Um... can we not do that? The whole adding words to what people have said to paint them in a bad light thing? It isn't conducive to a mature and friendly discussion.
They were such comments on page 1. Maybe it was a little bit of sarcasm, but the jist of it is all there.
You don't want them to call you shallow - so try to do unto others as you would have them do unto you. Okay?
Grave error; I actually referred to myself as shallow on the first page of this thread. I think I'm also made it abundantly clear that I love the super-skinny chicks and am all over
Vogue putting waifs on their covers. In addition, I clearly have an enduring girlcrush on Elizabeth Taylor. I like looking at attractive people; I wouldn't base a friendship on how sexually attractive* the other person is; but the pursuit of a relationship? Partially.
Honestly, my feelings aren't hurt when one calls me shallow.
However, I do - like some of the posters here - believe comments about 'I'm not looking for someone I'm sexually attracted to and I don't expect my spouse to find me sexually appealing...' to be utter poppycock at best, and borderline masochistic at worst.
First, I have no idea who those people are. And I don't feel like googling them. Not everyone on this board is a pop-culture know it all.
I don't think it's out of line to expect the average person to have an
idea of who Serge Gainsbourg is, nor do I think knowing who he is makes one a master at Trivial Pursuit or a 'pop-culture know-it-all.' But, moving on.

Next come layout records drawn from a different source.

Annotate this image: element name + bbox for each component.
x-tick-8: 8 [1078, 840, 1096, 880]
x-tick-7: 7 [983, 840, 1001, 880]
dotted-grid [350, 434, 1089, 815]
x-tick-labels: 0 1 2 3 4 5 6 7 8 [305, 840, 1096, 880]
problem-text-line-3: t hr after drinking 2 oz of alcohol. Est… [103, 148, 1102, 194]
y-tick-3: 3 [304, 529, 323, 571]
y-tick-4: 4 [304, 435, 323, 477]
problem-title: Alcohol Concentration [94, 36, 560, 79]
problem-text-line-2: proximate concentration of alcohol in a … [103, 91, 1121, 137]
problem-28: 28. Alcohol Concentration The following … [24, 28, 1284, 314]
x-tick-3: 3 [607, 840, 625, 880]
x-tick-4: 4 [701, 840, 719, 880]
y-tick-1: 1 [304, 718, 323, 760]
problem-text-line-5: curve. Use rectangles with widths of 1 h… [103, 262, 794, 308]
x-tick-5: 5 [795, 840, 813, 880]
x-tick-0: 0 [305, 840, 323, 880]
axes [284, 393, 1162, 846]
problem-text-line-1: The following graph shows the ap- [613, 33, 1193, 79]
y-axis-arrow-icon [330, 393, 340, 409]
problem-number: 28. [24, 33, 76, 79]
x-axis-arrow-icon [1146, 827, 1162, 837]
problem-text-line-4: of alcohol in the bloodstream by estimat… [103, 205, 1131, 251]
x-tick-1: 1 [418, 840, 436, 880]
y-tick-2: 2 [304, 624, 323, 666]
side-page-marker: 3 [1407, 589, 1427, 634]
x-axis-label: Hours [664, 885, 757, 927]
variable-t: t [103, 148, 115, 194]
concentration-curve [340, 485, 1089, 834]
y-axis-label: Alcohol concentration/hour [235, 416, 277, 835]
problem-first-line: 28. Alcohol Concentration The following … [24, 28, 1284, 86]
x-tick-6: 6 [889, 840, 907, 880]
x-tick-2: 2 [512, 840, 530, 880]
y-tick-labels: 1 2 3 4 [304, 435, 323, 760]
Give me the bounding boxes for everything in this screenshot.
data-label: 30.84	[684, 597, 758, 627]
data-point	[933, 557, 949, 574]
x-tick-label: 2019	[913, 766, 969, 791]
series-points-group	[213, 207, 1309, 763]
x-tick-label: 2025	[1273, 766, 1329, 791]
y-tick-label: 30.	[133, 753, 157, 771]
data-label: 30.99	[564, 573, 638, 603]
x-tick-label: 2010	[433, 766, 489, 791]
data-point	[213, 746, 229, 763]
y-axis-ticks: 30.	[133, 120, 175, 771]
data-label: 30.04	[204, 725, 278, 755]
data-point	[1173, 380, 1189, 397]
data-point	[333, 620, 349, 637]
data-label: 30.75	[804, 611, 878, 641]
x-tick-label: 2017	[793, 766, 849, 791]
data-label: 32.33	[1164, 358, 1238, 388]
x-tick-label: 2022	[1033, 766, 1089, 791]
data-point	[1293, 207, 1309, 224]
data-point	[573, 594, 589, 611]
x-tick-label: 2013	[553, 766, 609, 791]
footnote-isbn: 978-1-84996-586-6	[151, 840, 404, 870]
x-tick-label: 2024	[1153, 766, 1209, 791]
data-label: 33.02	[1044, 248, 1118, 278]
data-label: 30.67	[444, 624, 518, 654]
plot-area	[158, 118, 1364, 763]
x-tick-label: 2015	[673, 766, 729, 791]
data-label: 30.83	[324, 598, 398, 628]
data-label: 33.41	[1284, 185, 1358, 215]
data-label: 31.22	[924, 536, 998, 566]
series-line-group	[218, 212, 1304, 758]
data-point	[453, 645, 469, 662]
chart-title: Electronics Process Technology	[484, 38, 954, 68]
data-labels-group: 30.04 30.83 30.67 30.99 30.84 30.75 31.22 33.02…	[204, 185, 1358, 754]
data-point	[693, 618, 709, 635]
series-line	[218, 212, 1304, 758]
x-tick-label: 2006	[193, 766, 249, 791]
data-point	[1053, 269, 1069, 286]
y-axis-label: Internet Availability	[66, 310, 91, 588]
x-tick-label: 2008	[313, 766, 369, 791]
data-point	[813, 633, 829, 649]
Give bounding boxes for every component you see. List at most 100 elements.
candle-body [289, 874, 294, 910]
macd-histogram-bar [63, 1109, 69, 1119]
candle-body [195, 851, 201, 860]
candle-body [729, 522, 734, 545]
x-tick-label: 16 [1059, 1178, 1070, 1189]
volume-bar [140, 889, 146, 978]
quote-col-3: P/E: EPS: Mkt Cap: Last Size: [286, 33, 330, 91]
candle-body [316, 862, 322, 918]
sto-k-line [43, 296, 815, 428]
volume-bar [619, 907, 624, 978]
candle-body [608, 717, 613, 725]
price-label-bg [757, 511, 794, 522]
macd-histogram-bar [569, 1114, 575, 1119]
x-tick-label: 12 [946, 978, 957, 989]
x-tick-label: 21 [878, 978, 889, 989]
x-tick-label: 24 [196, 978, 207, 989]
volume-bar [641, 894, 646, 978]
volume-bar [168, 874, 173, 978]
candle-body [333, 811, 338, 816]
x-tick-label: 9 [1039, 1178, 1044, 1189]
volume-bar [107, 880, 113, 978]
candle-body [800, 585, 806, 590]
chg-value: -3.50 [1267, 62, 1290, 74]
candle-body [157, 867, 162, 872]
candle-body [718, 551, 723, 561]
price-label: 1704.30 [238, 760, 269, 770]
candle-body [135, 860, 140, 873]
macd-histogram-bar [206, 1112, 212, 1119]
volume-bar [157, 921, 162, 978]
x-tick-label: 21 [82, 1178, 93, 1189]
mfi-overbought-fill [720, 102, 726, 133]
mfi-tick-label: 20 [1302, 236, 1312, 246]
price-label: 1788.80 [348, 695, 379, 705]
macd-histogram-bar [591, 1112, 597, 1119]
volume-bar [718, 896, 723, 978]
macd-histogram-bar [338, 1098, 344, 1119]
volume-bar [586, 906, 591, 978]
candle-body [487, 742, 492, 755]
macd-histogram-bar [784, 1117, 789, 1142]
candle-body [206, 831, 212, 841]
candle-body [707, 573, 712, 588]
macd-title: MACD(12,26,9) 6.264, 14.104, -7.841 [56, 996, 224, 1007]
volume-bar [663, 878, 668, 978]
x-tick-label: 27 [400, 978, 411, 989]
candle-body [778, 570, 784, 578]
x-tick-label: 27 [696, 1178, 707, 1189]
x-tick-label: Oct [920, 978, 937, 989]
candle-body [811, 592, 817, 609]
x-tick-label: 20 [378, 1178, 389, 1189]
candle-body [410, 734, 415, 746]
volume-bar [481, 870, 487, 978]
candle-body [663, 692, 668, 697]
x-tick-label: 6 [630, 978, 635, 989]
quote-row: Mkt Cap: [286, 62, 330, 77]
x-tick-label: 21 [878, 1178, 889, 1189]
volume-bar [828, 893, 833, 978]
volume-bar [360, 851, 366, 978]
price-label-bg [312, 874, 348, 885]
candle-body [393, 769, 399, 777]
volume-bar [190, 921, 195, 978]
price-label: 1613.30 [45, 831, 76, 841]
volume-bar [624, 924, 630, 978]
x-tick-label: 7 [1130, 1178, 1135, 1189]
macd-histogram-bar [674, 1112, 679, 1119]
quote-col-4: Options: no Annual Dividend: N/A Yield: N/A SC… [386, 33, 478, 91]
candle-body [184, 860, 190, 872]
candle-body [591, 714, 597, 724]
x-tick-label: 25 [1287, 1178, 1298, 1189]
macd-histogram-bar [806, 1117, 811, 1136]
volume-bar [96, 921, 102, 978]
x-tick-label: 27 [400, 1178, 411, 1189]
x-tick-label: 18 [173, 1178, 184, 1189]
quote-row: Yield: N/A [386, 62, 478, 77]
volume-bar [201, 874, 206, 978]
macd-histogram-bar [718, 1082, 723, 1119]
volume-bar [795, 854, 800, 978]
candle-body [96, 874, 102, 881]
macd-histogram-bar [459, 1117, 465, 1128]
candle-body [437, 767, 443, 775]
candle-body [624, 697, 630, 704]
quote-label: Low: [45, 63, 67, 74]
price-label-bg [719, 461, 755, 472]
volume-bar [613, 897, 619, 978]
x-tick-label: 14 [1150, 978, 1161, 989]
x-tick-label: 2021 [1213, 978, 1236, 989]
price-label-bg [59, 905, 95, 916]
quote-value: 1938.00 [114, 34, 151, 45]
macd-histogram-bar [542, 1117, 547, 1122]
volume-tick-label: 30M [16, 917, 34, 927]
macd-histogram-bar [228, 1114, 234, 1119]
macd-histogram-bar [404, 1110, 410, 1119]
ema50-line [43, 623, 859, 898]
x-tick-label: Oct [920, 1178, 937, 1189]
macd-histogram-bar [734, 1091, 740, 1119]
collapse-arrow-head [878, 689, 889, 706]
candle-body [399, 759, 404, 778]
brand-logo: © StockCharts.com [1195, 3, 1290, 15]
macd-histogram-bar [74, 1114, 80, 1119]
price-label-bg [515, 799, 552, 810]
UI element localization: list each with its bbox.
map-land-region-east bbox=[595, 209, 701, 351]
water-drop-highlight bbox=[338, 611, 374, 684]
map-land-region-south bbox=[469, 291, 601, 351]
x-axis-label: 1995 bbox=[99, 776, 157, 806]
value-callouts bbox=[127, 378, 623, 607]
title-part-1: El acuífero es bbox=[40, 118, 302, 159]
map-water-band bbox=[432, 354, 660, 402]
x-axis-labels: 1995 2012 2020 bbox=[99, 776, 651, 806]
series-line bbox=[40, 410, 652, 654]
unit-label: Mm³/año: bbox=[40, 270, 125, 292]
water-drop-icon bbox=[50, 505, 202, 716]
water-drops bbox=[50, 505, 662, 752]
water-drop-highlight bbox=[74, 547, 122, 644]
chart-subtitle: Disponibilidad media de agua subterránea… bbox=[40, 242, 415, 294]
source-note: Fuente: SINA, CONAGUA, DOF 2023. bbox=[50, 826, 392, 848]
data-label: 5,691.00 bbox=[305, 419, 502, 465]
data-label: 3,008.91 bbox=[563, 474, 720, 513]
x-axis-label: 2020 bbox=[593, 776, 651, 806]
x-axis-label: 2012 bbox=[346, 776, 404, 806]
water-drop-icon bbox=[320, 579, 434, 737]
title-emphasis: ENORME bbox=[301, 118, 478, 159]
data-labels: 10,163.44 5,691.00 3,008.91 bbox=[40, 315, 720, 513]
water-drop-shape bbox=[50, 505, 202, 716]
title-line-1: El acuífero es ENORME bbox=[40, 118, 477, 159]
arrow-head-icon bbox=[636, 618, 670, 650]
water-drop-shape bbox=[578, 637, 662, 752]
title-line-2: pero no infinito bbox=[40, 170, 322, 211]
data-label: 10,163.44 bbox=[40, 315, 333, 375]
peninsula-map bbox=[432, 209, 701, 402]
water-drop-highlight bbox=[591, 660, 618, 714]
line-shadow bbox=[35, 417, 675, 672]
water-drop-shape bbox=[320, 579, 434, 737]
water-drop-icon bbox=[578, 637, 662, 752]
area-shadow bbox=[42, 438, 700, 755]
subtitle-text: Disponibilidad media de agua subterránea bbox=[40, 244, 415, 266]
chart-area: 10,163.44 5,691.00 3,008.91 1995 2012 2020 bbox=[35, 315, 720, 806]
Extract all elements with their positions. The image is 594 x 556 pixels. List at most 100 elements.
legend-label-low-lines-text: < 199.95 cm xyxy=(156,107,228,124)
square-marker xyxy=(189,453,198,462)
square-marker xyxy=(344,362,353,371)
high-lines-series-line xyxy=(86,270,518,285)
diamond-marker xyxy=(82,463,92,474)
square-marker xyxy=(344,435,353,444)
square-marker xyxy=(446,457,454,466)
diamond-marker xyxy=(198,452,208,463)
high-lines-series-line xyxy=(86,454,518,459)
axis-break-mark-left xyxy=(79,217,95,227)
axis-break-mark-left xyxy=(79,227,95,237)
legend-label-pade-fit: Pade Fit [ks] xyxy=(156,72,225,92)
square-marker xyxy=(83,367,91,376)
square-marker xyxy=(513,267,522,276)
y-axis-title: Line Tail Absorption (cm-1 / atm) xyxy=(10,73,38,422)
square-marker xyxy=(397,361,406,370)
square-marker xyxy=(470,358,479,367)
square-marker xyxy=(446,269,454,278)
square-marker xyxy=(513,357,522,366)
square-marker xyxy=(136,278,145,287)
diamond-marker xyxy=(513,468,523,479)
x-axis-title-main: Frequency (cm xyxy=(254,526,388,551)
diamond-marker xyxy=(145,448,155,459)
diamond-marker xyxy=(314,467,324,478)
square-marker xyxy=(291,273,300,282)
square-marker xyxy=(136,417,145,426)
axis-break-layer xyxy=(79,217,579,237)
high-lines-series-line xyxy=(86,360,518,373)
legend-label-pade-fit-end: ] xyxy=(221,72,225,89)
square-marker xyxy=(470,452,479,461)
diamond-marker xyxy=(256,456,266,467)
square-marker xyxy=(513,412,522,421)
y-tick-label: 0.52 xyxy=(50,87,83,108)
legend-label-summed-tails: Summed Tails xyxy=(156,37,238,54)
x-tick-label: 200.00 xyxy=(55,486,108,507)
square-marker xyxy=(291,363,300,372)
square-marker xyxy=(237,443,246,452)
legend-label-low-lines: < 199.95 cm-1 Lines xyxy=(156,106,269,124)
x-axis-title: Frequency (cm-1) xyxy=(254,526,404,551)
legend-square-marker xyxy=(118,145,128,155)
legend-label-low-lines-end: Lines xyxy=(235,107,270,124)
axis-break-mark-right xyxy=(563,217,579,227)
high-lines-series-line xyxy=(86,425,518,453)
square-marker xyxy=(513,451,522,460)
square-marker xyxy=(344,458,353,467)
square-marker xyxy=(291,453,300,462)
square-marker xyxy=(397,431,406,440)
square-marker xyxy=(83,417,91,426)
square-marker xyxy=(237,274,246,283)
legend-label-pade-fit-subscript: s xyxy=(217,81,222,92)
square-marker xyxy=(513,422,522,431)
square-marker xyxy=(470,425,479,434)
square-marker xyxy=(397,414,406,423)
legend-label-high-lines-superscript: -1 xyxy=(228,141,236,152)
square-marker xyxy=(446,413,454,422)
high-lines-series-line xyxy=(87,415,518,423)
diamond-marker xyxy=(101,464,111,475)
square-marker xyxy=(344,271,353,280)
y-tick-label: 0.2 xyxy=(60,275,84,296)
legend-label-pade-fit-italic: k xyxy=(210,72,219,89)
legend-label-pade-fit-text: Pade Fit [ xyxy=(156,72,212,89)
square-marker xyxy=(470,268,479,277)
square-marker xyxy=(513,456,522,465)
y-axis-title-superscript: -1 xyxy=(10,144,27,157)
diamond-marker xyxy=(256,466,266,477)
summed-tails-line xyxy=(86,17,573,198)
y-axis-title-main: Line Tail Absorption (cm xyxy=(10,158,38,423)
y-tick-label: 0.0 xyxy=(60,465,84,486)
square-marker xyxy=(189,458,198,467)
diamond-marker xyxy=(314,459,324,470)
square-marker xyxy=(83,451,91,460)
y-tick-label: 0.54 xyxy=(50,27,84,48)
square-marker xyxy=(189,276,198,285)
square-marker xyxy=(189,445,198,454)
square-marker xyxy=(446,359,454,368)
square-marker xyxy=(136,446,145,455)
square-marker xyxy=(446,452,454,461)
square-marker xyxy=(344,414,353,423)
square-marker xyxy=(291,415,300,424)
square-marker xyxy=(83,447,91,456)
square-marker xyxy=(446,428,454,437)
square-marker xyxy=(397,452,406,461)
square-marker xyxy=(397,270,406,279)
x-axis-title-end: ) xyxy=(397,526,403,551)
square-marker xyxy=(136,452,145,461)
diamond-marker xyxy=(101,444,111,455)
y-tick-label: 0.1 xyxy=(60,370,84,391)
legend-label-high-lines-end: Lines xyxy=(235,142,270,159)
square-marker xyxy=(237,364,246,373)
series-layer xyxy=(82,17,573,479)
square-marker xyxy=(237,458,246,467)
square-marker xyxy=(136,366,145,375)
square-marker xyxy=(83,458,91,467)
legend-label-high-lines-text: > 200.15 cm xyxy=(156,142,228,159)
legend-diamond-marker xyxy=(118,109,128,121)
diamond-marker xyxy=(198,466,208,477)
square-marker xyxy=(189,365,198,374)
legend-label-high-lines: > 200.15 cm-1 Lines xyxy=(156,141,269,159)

Good. I don't think anyone has said that anyone has said that. (And no, that sentence does not contain a typo).
Mine did though, a fact of which I'm embarrased about.
I think that what some people have said is that they believe sexual attraction can be based on non-physical attraction and is for them. So while I may not find Joe Bob to be all that attractive physically, I may still have a desire for him because of the attraction to his personality.
I'm not saying that I think it's all that common, nor am I saying that it is for everyone... just that it does happen.
I don't disagree with either point.
So if someone answers the question in the OP with a "yes" there's no real reason to believe that person is fooling him/herself or just trying to appear super-virtuous.
I don't see what saying 'I'm don't notice looks' proves other than one is a) perhaps lying to themselves or b) very virtuous, in which case, congrats. But one pretending that they don't notice when someone physically attractive passes by seems again, like utter poppycock. I'm thrilled again if they don't steal a second glance, but I think most find this situation highly unlikely.
*assuming sex appeal is based 50% on what one has got, and 50% what everyone else thinks you've got.